在实验后期兼养条件下纤细裸藻生长最佳,说明兼养条件下纤细裸藻更能有效地积累生物量,李昌灵等的研究[15,16]表明, 兼养条件下培养小球藻与钝顶螺旋藻也有同样的规律, 在光暗条件转换过程中, 纤细裸藻代谢方式可以快速由自养切换到异养[17]。

图3 四种培养方式下纤细裸藻脂肪酸组分百分比叠加图Fig. 3 Grouping of E. gracilis grown by four culture methods based on fatty acid percentages

3.2 培养方式对脂肪酸的影响

脂肪酸是指一端含有一个羧基的长的脂肪族碳氢链, 二十碳五烯酸(EPA)和二十二碳六烯酸(DHA)具有很高的营养价值和医学价值。陆嘉欣[18]研究中显示, 纤细裸藻(4d)碳链组成在C11—C22,饱和脂肪酸7种, 占比最高的为饱和脂肪酸。而在本研究中, 自养组和兼养组碳链组成在C12—C22,异养组和光诱导组在C8—C22, SFA种类增多, 均有12种。在本研究中, 除异养组占比最高的是SFA,其余三个实验组占比最高的为PUFA, 其结果不一致的原因一方面可能是因为本实验中纤细裸藻未经过诱变, 另一方面可能是因为培养基的不同导致代谢产物的差异。

3.3 培养方式对氨基酸的影响

在四种培养方式下, 纤细裸藻均含有17种氨基酸, 其中必需氨基酸占总氨基酸质量分数均大于30.5%。氨基酸含量兼养条件下最高, 比生长速率在此条件下也最高, 为0.214/d。
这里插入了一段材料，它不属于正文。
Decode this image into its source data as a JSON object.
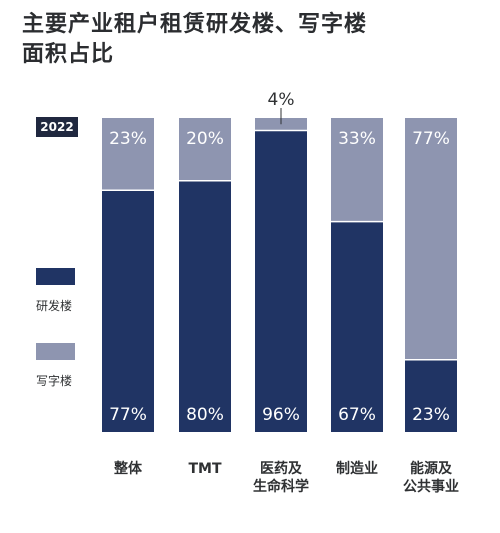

在自养和兼养条件下纤细裸藻所有氨基酸种类相同, 异养和光诱导条件下氨基酸种类相同, 可能的原因为不同培养方式下碳利用方式和途径不同导致纤细裸藻一些氨基酸代谢产生差异。

有学者曾测定石莼(Ulva lactucaL.)、麒麟藻(Eucheuma serra)、马尾藻(Scagassum)、羊栖藻(Sargassum fusiforme)、海带(Saccharina japonica)、裙带菜(Undaria pinnatifida)、紫菜(porphyra)、浒苔(Euteromorpha)和龙须菜(Gracilaria lemaneiformis)氨基酸的含量[19], 研究显示, 紫菜氨基酸的总含量最高, 为30.92 g/100 g, 除谷氨酸(Glu)外, 其他游离氨基酸含量均高于其他几种藻类。而在本实验中,四种培养方式下的纤细裸藻氨基酸含量远远高于紫菜含量, 自养组氨基酸含量最低, 达231.1 g/100 g,是紫菜氨基酸含量的7.47倍, 最高的光诱导组含量达到381.57 g/100 g, 是紫菜氨基酸含量的12.34倍。人体必需氨基酸的含量同样远高于紫菜, 是紫菜的7.50—11.74倍。

表5 四种培养方式下纤细裸藻氨基酸含量Tab. 5 Amino acid contents in E. gracilis grown by four culture methods

兼养组、自养组、光诱导组和异养组EAA/TAA值分别为37.52%、37.15%、33.77%和30.58%,EAA/NEAA分别为0.6、0.59、0.51和0.44, 除了兼养组, 其他组必需氨基酸含量与E/N值均略低于FAO/WHO(联合国粮农组织/世界卫生组织)标准规定的必需氨基酸含量40%左右和E/N值0.6[20], 这是由于实验过程中未检测色氨酸(Try)。有研究显示[21],蛋白核小球藻和椭圆小球藻的EAA/TAA值分别为38.05%和40.28%, E/N值分别为0.61和0.67, 本实验中纤细裸藻兼养组和自养组EAA/TAA值和EAA/NEAA值略低于小球藻。董黎明等研究显示, 异养培养的椭圆小球藻氨基酸组成品质更高[22], 本实验中结果相反, 异养组纤细裸藻氨基酸品质比自养组和兼养组都低。

4 结论

光诱导培养可显著提高纤细裸藻总脂肪酸、单不饱和脂肪酸(MUFA)和多不饱和脂肪酸(PUFA)含量; 异养培养可显著提高纤细裸藻饱和脂肪酸含量; 兼养培养可显著提高纤细裸藻必需氨基酸含量。